Bear with me while I explain that. Without his tireless
efforts and drive it would not have made it to print.
Gary Gygax and Dave Arneson although they lived in different
states moved in the same circles and played many of the same games. They
belonged to many of the same organizations and had previously collaborated on
games.
Arneson is the Father of Role-playing Games, he had spent
almost two years creating the Blackmoor Campaign, and his players referred to
it as playing Blackmoor. Arneson travelled from Minneapolis MN to Lake Geneva
WI in 1972 and ran his Blackmoor game for Gary Gygax, Ernie Gygax, Rob Kuntz,
and Terry Kuntz. Publication had not been a consideration for Arneson, but
Gygax the entrepreneur immediately saw the potential and was very excited about
the game.
Therefore, Arneson sent Gygax his notes variously reported
as 16, 20, or something loose pages of notes. These turned out to be just short
notes as any of us might write that work great for us, but are mostly unintelligible
to anyone else. Gygax with considerable help from Kuntz and their joint memory of the game and with both telephone
calls and correspondence with Arneson set out to get it down on paper. He wrote
a document that contained the ideas and the system that Arneson created but
wrote it down in his own words. Some of the mechanics were Arnesons', some were
Gygax versions of those mechanics, and this is where parts of Chainmail were
grafted back into the document. After all, you or I would have done the same. He
played in this extraordinary game that Arneson ran, but the notes where just that, notes with
different versions and no clear order. They meant something to Arneson and he
used them in running the game, but not to Gary or to you or to me. Moreover,
all the references to Chainmail in the text are not surprising, again Gygax is just like us, he
wanted to sell more copies of Chainmail. Even though it has been widely
reported by those who were there that Gygax did not use Chainmail to play
D&D.
Play testing took place in Lake Geneva and in Minneapolis.

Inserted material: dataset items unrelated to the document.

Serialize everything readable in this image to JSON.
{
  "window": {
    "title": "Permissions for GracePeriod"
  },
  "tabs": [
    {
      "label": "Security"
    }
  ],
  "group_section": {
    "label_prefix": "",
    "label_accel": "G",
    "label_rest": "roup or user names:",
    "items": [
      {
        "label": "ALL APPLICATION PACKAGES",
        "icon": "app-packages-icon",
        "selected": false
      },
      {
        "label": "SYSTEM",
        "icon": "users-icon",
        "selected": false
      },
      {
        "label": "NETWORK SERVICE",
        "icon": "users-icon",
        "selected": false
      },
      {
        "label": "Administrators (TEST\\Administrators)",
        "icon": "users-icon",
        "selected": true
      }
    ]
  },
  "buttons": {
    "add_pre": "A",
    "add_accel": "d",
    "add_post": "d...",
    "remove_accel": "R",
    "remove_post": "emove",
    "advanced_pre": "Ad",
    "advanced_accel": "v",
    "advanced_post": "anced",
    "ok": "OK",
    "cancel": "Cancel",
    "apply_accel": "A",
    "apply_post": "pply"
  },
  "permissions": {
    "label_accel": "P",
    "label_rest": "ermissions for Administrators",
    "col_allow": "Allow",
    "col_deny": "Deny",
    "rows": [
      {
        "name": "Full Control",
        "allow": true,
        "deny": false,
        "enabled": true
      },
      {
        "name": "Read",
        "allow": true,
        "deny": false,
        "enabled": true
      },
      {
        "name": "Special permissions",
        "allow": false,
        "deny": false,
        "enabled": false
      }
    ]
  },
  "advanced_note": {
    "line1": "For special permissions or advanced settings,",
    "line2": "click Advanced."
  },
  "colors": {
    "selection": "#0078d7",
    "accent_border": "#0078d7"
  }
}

An unknown number of drafts and play test versions were written and tweaked
until it was published. It was not what Arneson envisioned, but Gygax did the
heavy lifting on writing it down, he and others put up the money and his version
dominated.
But the history is clear, Arneson created it, but not in a vacuum. He had influences from many sources, and many ideas where present in different place and he combined them into one game. Gygax wrote it down and while keeping the system and ideas substantially
revised the mechanics to fit his preferences in the writing and that was tweaked through interaction with all of the players in both the Blackmoor and
the Greyhawk campaigns as they were the play testers.
So Arneson created the role-playing game, what came to be
called Dungeons & Dragons, he is the father of role-playing.

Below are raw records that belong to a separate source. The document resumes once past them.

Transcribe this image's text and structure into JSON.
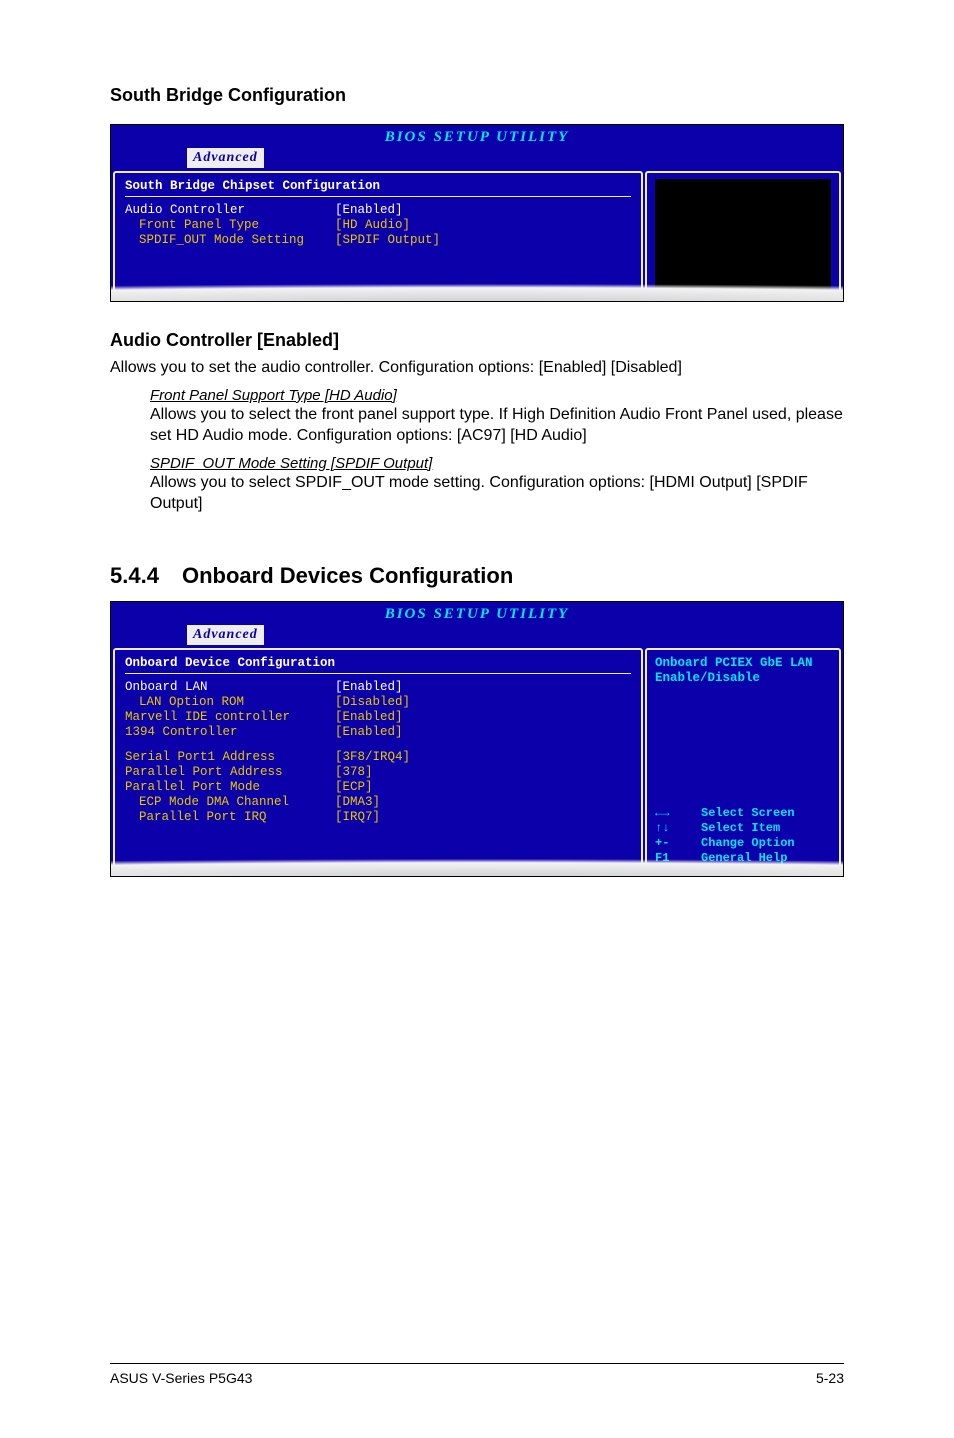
{
  "headings": {
    "south_bridge": "South Bridge Configuration",
    "audio_controller": "Audio Controller [Enabled]",
    "onboard_section_num": "5.4.4",
    "onboard_section_title": "Onboard Devices Configuration"
  },
  "paragraphs": {
    "audio_controller_desc": "Allows you to set the audio controller. Configuration options: [Enabled] [Disabled]",
    "front_panel_label": "Front Panel Support Type [HD Audio]",
    "front_panel_desc": "Allows you to select the front panel support type. If High Definition Audio Front Panel used, please set HD Audio mode. Configuration options: [AC97] [HD Audio]",
    "spdif_label": "SPDIF_OUT Mode Setting [SPDIF Output]",
    "spdif_desc": "Allows you to select SPDIF_OUT mode setting. Configuration options: [HDMI Output] [SPDIF Output]"
  },
  "bios_common": {
    "title": "BIOS SETUP UTILITY",
    "tab": "Advanced"
  },
  "bios1": {
    "section": "South Bridge Chipset Configuration",
    "rows": [
      {
        "name": "Audio Controller",
        "val": "[Enabled]",
        "hl": true,
        "indent": 0
      },
      {
        "name": "Front Panel Type",
        "val": "[HD Audio]",
        "hl": false,
        "indent": 1
      },
      {
        "name": "SPDIF_OUT Mode Setting",
        "val": "[SPDIF Output]",
        "hl": false,
        "indent": 1
      }
    ]
  },
  "bios2": {
    "section": "Onboard Device Configuration",
    "help1": "Onboard PCIEX GbE LAN",
    "help2": "Enable/Disable",
    "rows_a": [
      {
        "name": "Onboard LAN",
        "val": "[Enabled]",
        "hl": true,
        "indent": 0
      },
      {
        "name": "LAN Option ROM",
        "val": "[Disabled]",
        "hl": false,
        "indent": 1
      },
      {
        "name": "Marvell IDE controller",
        "val": "[Enabled]",
        "hl": false,
        "indent": 0
      },
      {
        "name": "1394 Controller",
        "val": "[Enabled]",
        "hl": false,
        "indent": 0
      }
    ],
    "rows_b": [
      {
        "name": "Serial Port1 Address",
        "val": "[3F8/IRQ4]",
        "hl": false,
        "indent": 0
      },
      {
        "name": "Parallel Port Address",
        "val": "[378]",
        "hl": false,
        "indent": 0
      },
      {
        "name": "Parallel Port Mode",
        "val": "[ECP]",
        "hl": false,
        "indent": 0
      },
      {
        "name": "ECP Mode DMA Channel",
        "val": "[DMA3]",
        "hl": false,
        "indent": 1
      },
      {
        "name": "Parallel Port IRQ",
        "val": "[IRQ7]",
        "hl": false,
        "indent": 1
      }
    ],
    "nav": [
      {
        "key": "←→",
        "label": "Select Screen"
      },
      {
        "key": "↑↓",
        "label": "Select Item"
      },
      {
        "key": "+-",
        "label": "Change Option"
      },
      {
        "key": "F1",
        "label": "General Help"
      }
    ]
  },
  "footer": {
    "left": "ASUS V-Series P5G43",
    "right": "5-23"
  }
}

Gygax took Arnesons' work, wrote it down in mostly his own
words, and worked tirelessly to promote it. He is not the creator, but he is
the co-author, midwife, and promoter of Dungeons & Dragons. In the writing,
he added his own ideas to those of Arneson and he interpreted Arnesons' ideas.

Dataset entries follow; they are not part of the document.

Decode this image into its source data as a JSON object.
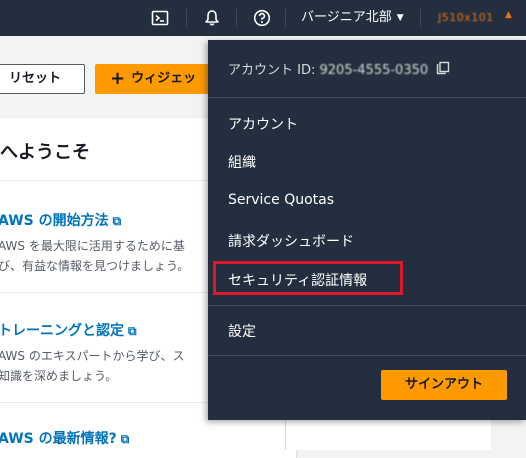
{
  "topbar": {
    "region_label": "バージニア北部",
    "account_label": "J510x101"
  },
  "page": {
    "reset_button": "リセット",
    "add_widget_button": "ウィジェッ",
    "welcome_title": "へようこそ",
    "sections": [
      {
        "link": "AWS の開始方法",
        "lines": [
          "AWS を最大限に活用するために基",
          "び、有益な情報を見つけましょう。"
        ]
      },
      {
        "link": "トレーニングと認定",
        "lines": [
          "AWS のエキスパートから学び、ス",
          "知識を深めましょう。"
        ]
      },
      {
        "link": "AWS の最新情報?",
        "lines": []
      }
    ]
  },
  "dropdown": {
    "account_id_label": "アカウント ID:",
    "account_id_value": "9205-4555-0350",
    "items": [
      "アカウント",
      "組織",
      "Service Quotas",
      "請求ダッシュボード",
      "セキュリティ認証情報",
      "設定"
    ],
    "signout_button": "サインアウト"
  },
  "colors": {
    "topbar_bg": "#232f3e",
    "accent_orange": "#ff9900",
    "link_blue": "#0073bb",
    "highlight_red": "#e0192a"
  },
  "icons": [
    "cloudshell-icon",
    "notifications-bell-icon",
    "help-icon",
    "caret-down-icon",
    "copy-icon",
    "external-link-icon",
    "plus-icon"
  ]
}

Gygax is deserving of many accolades, just not sole creator.
Neither Gygax (nor Arneson) deserve to be worshipped as
saints or gods and like all men, they have feet of clay. There are books out
about the history of D&D and about Gygax. Some of those books focus on
Gygax as it relates to D&D, some are pretty even handed about things, some
are biased, and some are hatchet jobs that are mostly TMI. Some are excellent
and some read like articles reprinted from the gossip tabloids.
Let us hope that the books that focus on factual history as
recounted by both documents and first person interviews will flourish and the
books that focus on personal flaws will be relegated to the trash bin of
history where they belong.
Happy Birthday to Gary Gygax, without whose tireless efforts
you and I would not be playing the Original Dungeons & Dragons.